Third baseman Evan Longoria insists he is more frustrated than anyone else over the uncertainty of his return to the Rays from a left hamstring injury that won't quite heal. Even worse when he sees some of the reaction to his extended absence.
"It's been, mentally, really, really tough to go through," he said. "It's tough to look at my Twitter every day and see people say that I'm not the kind of competitor, the kind of player that they thought. So that (stinks)."
But as Longoria works on strengthening the tricky hamstring — and pondering the intriguing possibility, since fielding seems to be the biggest issue, of returning as a DH — an entire organization waits, its future somewhat in the balance.
"Believe me," he said, "I feel the weight of that."
With the July 31 deadline for nonwaiver trades looming, executive vice president Andrew Friedman candidly acknowledges, "getting some clarity on the situation with Evan will help us determining kind of which way to go."

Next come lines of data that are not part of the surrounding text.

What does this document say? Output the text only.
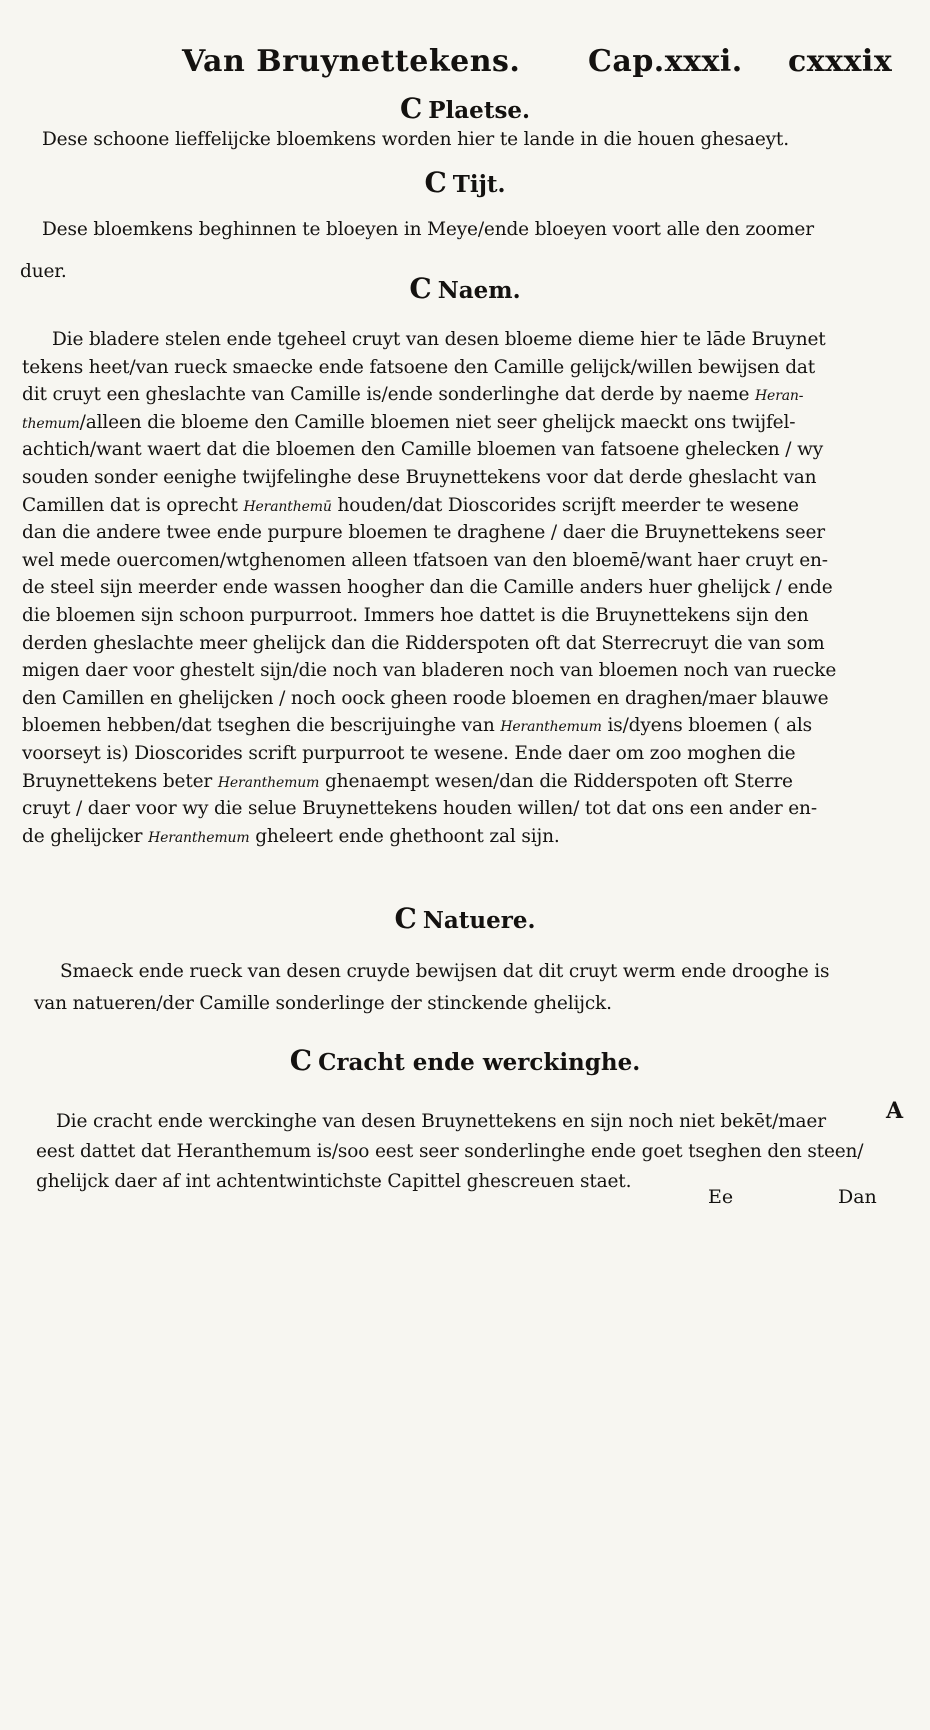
Van Bruynettekens. Cap.xxxi. cxxxix
C Plaetse.
Dese schoone lieffelijcke bloemkens worden hier te lande in die houen ghesaeyt.
C Tijt.
Dese bloemkens beghinnen te bloeyen in Meye/ende bloeyen voort alle den zoomer
duer.
C Naem.
Die bladere stelen ende tgeheel cruyt van desen bloeme dieme hier te lāde Bruynet
tekens heet/van rueck smaecke ende fatsoene den Camille gelijck/willen bewijsen dat
dit cruyt een gheslachte van Camille is/ende sonderlinghe dat derde by naeme Heran-
themum/alleen die bloeme den Camille bloemen niet seer ghelijck maeckt ons twijfel-
achtich/want waert dat die bloemen den Camille bloemen van fatsoene ghelecken / wy
souden sonder eenighe twijfelinghe dese Bruynettekens voor dat derde gheslacht van
Camillen dat is oprecht Heranthemū houden/dat Dioscorides scrijft meerder te wesene
dan die andere twee ende purpure bloemen te draghene / daer die Bruynettekens seer
wel mede ouercomen/wtghenomen alleen tfatsoen van den bloemē/want haer cruyt en-
de steel sijn meerder ende wassen hoogher dan die Camille anders huer ghelijck / ende
die bloemen sijn schoon purpurroot. Immers hoe dattet is die Bruynettekens sijn den
derden gheslachte meer ghelijck dan die Ridderspoten oft dat Sterrecruyt die van som
migen daer voor ghestelt sijn/die noch van bladeren noch van bloemen noch van ruecke
den Camillen en ghelijcken / noch oock gheen roode bloemen en draghen/maer blauwe
bloemen hebben/dat tseghen die bescrijuinghe van Heranthemum is/dyens bloemen ( als
voorseyt is) Dioscorides scrift purpurroot te wesene. Ende daer om zoo moghen die
Bruynettekens beter Heranthemum ghenaempt wesen/dan die Ridderspoten oft Sterre
cruyt / daer voor wy die selue Bruynettekens houden willen/ tot dat ons een ander en-
de ghelijcker Heranthemum gheleert ende ghethoont zal sijn.
C Natuere.
Smaeck ende rueck van desen cruyde bewijsen dat dit cruyt werm ende drooghe is
van natueren/der Camille sonderlinge der stinckende ghelijck.
C Cracht ende werckinghe.
Die cracht ende werckinghe van desen Bruynettekens en sijn noch niet bekēt/maer
eest dattet dat Heranthemum is/soo eest seer sonderlinghe ende goet tseghen den steen/
ghelijck daer af int achtentwintichste Capittel ghescreuen staet.
A
Ee	Dan
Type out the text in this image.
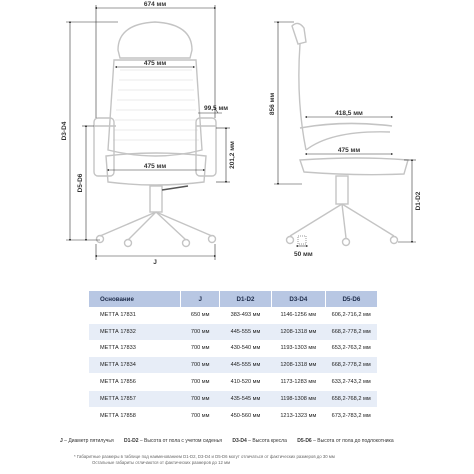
674 мм
475 мм
475 мм
99,5 мм
201,2 мм
D3-D4
D5-D6
J
856 мм	418,5 мм
475 мм
D1-D2
50 мм
Основание	J	D1-D2	D3-D4	D5-D6
МЕТТА 17831	650 мм	383-493 мм	1146-1256 мм	606,2-716,2 мм
МЕТТА 17832	700 мм	445-555 мм	1208-1318 мм	668,2-778,2 мм
МЕТТА 17833	700 мм	430-540 мм	1193-1303 мм	653,2-763,2 мм
МЕТТА 17834	700 мм	445-555 мм	1208-1318 мм	668,2-778,2 мм
МЕТТА 17856	700 мм	410-520 мм	1173-1283 мм	633,2-743,2 мм
МЕТТА 17857	700 мм	435-545 мм	1198-1308 мм	658,2-768,2 мм
МЕТТА 17858	700 мм	450-560 мм	1213-1323 мм	673,2-783,2 мм
J – Диаметр пятилучья D1-D2 – Высота от пола с учетом сиденья D3-D4 – Высота кресла D5-D6 – Высота от пола до подлокотника
* Габаритные размеры в таблице под наименованием D1-D2, D3-D4 и D5-D6 могут отличаться от фактических размеров до 30 мм
Остальные габариты отличаются от фактических размеров до 12 мм
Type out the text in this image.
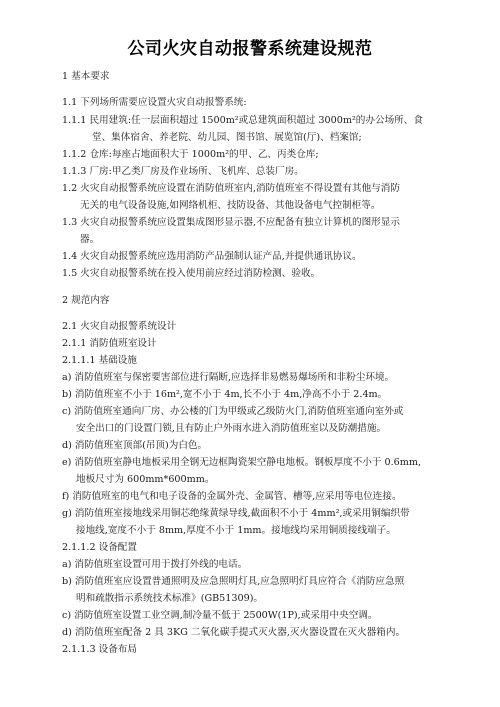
公司火灾自动报警系统建设规范
1 基本要求
1.1 下列场所需要应设置火灾自动报警系统:
1.1.1 民用建筑:任一层面积超过 1500m²或总建筑面积超过 3000m²的办公场所、食
堂、集体宿舍、养老院、幼儿园、图书馆、展览馆(厅)、档案馆;
1.1.2 仓库:每座占地面积大于 1000m²的甲、乙、丙类仓库;
1.1.3 厂房:甲乙类厂房及作业场所、飞机库、总装厂房。
1.2 火灾自动报警系统应设置在消防值班室内,消防值班室不得设置有其他与消防
无关的电气设备设施,如网络机柜、技防设备、其他设备电气控制柜等。
1.3 火灾自动报警系统应设置集成图形显示器,不应配备有独立计算机的图形显示
器。
1.4 火灾自动报警系统应选用消防产品强制认证产品,并提供通讯协议。
1.5 火灾自动报警系统在投入使用前应经过消防检测、验收。
2 规范内容
2.1 火灾自动报警系统设计
2.1.1 消防值班室设计
2.1.1.1 基础设施
a) 消防值班室与保密要害部位进行隔断,应选择非易燃易爆场所和非粉尘环境。
b) 消防值班室不小于 16m²,宽不小于 4m,长不小于 4m,净高不小于 2.4m。
c) 消防值班室通向厂房、办公楼的门为甲级或乙级防火门,消防值班室通向室外或
安全出口的门设置门锁,且有防止户外雨水进入消防值班室以及防潮措施。
d) 消防值班室顶部(吊顶)为白色。
e) 消防值班室静电地板采用全钢无边框陶瓷架空静电地板。钢板厚度不小于 0.6mm,
地板尺寸为 600mm*600mm。
f) 消防值班室的电气和电子设备的金属外壳、金属管、槽等,应采用等电位连接。
g) 消防值班室接地线采用铜芯绝缘黄绿导线,截面积不小于 4mm²,或采用铜编织带
接地线,宽度不小于 8mm,厚度不小于 1mm。接地线均采用铜质接线端子。
2.1.1.2 设备配置
a) 消防值班室设置可用于拨打外线的电话。
b) 消防值班室应设置普通照明及应急照明灯具,应急照明灯具应符合《消防应急照
明和疏散指示系统技术标准》(GB51309)。
c) 消防值班室设置工业空调,制冷量不低于 2500W(1P),或采用中央空调。
d) 消防值班室配备 2 具 3KG 二氧化碳手提式灭火器,灭火器设置在灭火器箱内。
2.1.1.3 设备布局
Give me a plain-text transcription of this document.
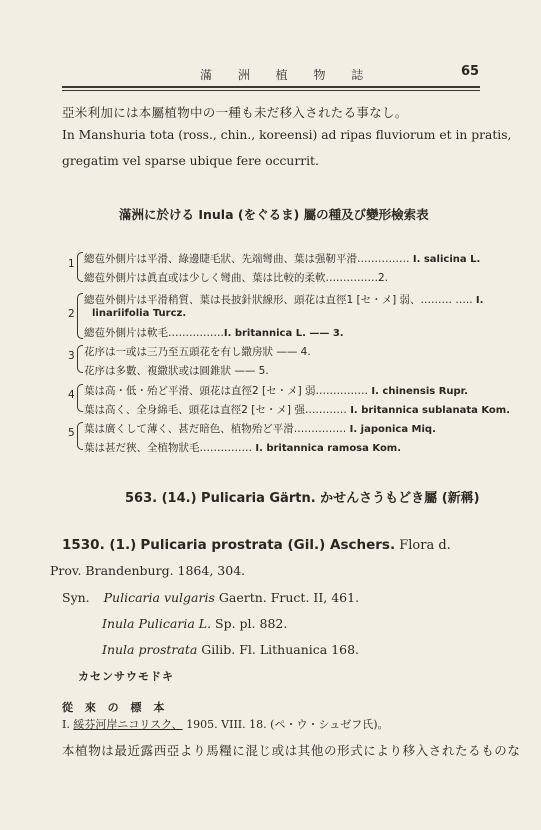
滿 洲 植 物 誌	65
亞米利加には本屬植物中の一種も未だ移入されたる事なし。
In Manshuria tota (ross., chin., koreensi) ad ripas fluviorum et in pratis,
gregatim vel sparse ubique fere occurrit.
滿洲に於ける Inula (をぐるま) 屬の種及び變形檢索表
1
2
3
4
5
總苞外側片は平滑、綠邊睫毛狀、先端彎曲、葉は强靭平滑…………… I. salicina L.
總苞外側片は眞直或は少しく彎曲、葉は比較的柔軟……………2.
總苞外側片は平滑稍質、葉は長披針狀線形、頭花は直徑1 [セ・メ] 弱、……… ….. I.
linariifolia Turcz.
總苞外側片は軟毛…………….I. britannica L. —— 3.
花序は一或は三乃至五頭花を有し繖房狀 —— 4.
花序は多數、複繖狀或は圓錐狀 —— 5.
葉は高・低・殆ど平滑、頭花は直徑2 [セ・メ] 弱…………… I. chinensis Rupr.
葉は高く、全身綿毛、頭花は直徑2 [セ・メ] 强………… I. britannica sublanata Kom.
葉は廣くして薄く、甚だ暗色、植物殆ど平滑…………… I. japonica Miq.
葉は甚だ狹、全植物狀毛…………… I. britannica ramosa Kom.
563. (14.) Pulicaria Gärtn. かせんさうもどき屬 (新稱)
1530. (1.) Pulicaria prostrata (Gil.) Aschers. Flora d.
Prov. Brandenburg. 1864, 304.
Syn. Pulicaria vulgaris Gaertn. Fruct. II, 461.
Inula Pulicaria L. Sp. pl. 882.
Inula prostrata Gilib. Fl. Lithuanica 168.
カセンサウモドキ
從 來 の 標 本
I. 綏芬河岸ニコリスク、 1905. VIII. 18. (ペ・ウ・シュゼフ氏)。
本植物は最近露西亞より馬糧に混じ或は其他の形式により移入されたるものな
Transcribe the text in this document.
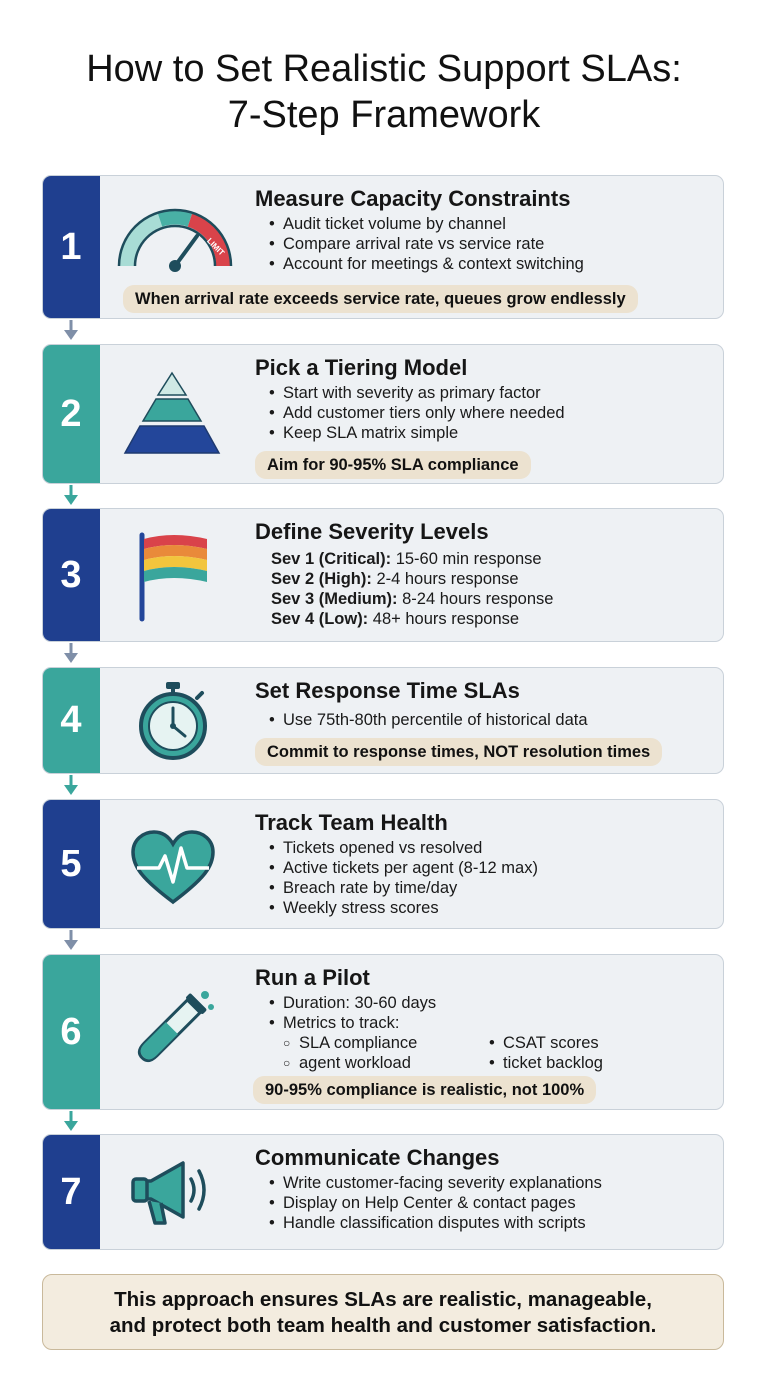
How to Set Realistic Support SLAs:
7-Step Framework
1	LIMIT
Measure Capacity Constraints
• Audit ticket volume by channel
• Compare arrival rate vs service rate
• Account for meetings & context switching
When arrival rate exceeds service rate, queues grow endlessly
2
Pick a Tiering Model
• Start with severity as primary factor
• Add customer tiers only where needed
• Keep SLA matrix simple
Aim for 90-95% SLA compliance
3
Define Severity Levels
Sev 1 (Critical): 15-60 min response
Sev 2 (High): 2-4 hours response
Sev 3 (Medium): 8-24 hours response
Sev 4 (Low): 48+ hours response
4
Set Response Time SLAs
• Use 75th-80th percentile of historical data
Commit to response times, NOT resolution times
5
Track Team Health
• Tickets opened vs resolved
• Active tickets per agent (8-12 max)
• Breach rate by time/day
• Weekly stress scores
6
Run a Pilot
• Duration: 30-60 days
• Metrics to track:
○ SLA compliance	• CSAT scores
○ agent workload	• ticket backlog
90-95% compliance is realistic, not 100%
7
Communicate Changes
• Write customer-facing severity explanations
• Display on Help Center & contact pages
• Handle classification disputes with scripts
This approach ensures SLAs are realistic, manageable,
and protect both team health and customer satisfaction.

Obviously, having Longoria back in the lineup soon is their best solution: They were 15-8 and averaging 4.61 runs a game with him, and are 30-34 and averaging 4.03 without (through Friday). Plus, they were held to one or no runs only once with him (and won that game), and nine times in the 64 without.
If they feel he won't be back soon, the options aren't as appealing.
Weigh how much to invest in finding an upgraded replacement, be it another castoff (following Drew Sutton and Brooks Conrad), a player with future value with either options or positional flexibility, or (least likely) a frontliner as a two-month rental.
Or give up on this season and look to the future, trading away potential free agents such as Carlos Peña, Luke Scott, B.J. Upton, Jeff Keppinger, Jose Molina, Joel Peralta and others.
How Longoria feels over the next weeks will have a lot to do with how the Rays are feeling in September, and October.